Dans un grossissement de brume et de fumée,
Entouré d’un nuage obscur de renommée,
Quoique invisible au fond de ses rocs, mais debout
Dans son fantôme allant, venant, dominant tout,
Cet homme s’aperçoit de très loin en Espagne.
Chacun des rois a pris sa part de la montagne.
Fervehan a Lordos, Bermudo Cauterez;
Sanche a le Canigo, pic chargé de forêts
Que blanchit du matin la clarté baptismale;
Padres a la Prexa, Juan tient le Vignemale;
Sforon est roi d’Urgel, Blas est roi d’Obité;
La part de Masferrer s’appelle Liberté.
Pas un plus grand que lui sur ces monts ne se pose.
Qu’est-ce que ce géant? C’est un voleur. La chose
Est simple; tout colosse a toujours deux côtés;
Et les difformités et les sublimités
Habitent la montagne ainsi que des voisines.
Le prodige et le monstre ont les mêmes racines.
Monstre, jusqu’où? Jamais de pas vils et rampants;
Jamais de trahisons, jamais de guets-apens;
Masferrer attaquait tout seul des groupes d’hommes.
Au pâle rustre allant vendre au marché ses pommes,
Il disait: Va! c’est bien! Il laissait volontiers
Aux pauvres gens, tremblant la nuit dans les sentiers,
Leur âne, leur cochon, leur orge, leur avoine;
Mais il se gênait moins avec le sac du moine;
Il n’écrasait pas tout dans ce qu’on nomme droit;
Si quelqu’un avait faim, si quelqu’un avait froid,
Ce n’était pas son nom qui sortait de la plainte;
La malédiction, cette voix fauve et sainte,
Ne le poursuivait point dans son farouche exil;
Aux actions des rois il fronçait le sourcil.
Un jour, devant un fait lugubre et sanguinaire:
—Ces hommes sont méchants, et plus qu’à l’ordinaire,
Cria-t-il. A-t-il donc neigé rouge aujourd’hui?—
Les rois déshonoraient la montagne; mais lui
N’importunait pas trop l’ombre du grand Pélage.

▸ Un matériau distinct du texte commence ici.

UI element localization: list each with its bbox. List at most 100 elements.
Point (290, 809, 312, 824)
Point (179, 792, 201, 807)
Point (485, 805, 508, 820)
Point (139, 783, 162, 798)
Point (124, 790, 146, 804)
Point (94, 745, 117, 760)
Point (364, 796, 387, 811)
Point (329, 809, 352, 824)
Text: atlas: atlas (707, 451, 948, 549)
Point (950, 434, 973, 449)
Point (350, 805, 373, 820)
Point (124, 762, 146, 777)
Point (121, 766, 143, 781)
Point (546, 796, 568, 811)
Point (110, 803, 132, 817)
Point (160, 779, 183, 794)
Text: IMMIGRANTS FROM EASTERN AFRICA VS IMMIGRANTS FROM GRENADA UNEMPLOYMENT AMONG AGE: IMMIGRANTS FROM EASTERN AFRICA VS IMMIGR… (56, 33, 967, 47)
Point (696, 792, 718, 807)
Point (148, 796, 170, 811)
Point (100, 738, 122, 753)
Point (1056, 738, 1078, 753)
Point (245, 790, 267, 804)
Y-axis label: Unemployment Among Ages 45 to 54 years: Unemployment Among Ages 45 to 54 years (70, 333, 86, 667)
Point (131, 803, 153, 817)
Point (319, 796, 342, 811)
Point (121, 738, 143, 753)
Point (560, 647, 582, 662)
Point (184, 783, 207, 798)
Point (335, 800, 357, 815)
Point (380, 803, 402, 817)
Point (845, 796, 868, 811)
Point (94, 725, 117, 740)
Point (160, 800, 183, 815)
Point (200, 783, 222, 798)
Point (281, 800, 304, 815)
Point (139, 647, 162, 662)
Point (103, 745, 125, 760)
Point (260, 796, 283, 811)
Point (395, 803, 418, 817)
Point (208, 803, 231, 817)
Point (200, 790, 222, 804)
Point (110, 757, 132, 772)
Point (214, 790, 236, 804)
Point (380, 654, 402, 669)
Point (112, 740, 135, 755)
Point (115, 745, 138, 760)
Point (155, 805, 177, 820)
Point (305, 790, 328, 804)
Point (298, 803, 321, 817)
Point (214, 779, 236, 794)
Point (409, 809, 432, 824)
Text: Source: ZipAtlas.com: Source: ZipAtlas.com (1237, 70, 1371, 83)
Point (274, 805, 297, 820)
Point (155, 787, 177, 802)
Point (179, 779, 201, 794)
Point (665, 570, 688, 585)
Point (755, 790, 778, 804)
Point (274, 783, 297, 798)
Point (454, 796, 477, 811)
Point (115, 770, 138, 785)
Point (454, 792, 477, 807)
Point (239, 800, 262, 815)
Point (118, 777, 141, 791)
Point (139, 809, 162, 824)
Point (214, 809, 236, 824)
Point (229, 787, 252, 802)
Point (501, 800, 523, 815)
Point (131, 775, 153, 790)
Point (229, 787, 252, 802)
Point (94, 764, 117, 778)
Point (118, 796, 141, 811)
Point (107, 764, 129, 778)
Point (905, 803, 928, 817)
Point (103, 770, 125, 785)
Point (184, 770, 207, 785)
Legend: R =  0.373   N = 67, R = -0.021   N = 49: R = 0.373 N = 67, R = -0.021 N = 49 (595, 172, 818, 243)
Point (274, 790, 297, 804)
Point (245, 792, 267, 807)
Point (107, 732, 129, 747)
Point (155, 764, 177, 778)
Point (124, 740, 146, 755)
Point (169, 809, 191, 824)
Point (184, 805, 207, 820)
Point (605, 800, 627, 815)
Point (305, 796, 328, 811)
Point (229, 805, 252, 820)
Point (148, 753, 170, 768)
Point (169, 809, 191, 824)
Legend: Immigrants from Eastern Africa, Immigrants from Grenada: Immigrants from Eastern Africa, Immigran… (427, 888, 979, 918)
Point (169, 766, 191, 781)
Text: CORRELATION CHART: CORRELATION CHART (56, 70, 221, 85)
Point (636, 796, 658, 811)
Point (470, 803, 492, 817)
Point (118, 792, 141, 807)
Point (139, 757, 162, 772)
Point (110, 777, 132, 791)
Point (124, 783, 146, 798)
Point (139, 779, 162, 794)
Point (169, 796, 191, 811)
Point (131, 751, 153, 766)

Voilà ce que disaient de lui dans le village
Les pâtres de Héas et de l’Aquatonta.
Du reste confiant et terrible. Il lutta
Tout un jour contre un ours entré dans sa tanière;
L’ours, l’ayant habitée à la saison dernière,
La voulait; vers le soir l’ours fatigué râla.
—Soit, nous continuerons demain matin. Dors là,
Dit l’homme. Il ajouta:—Fais un pas! je t’assomme!
Puis s’endormit. Au jour, l’ours, sans réveiller l’homme,
Et se souciant peu de la suite, partit.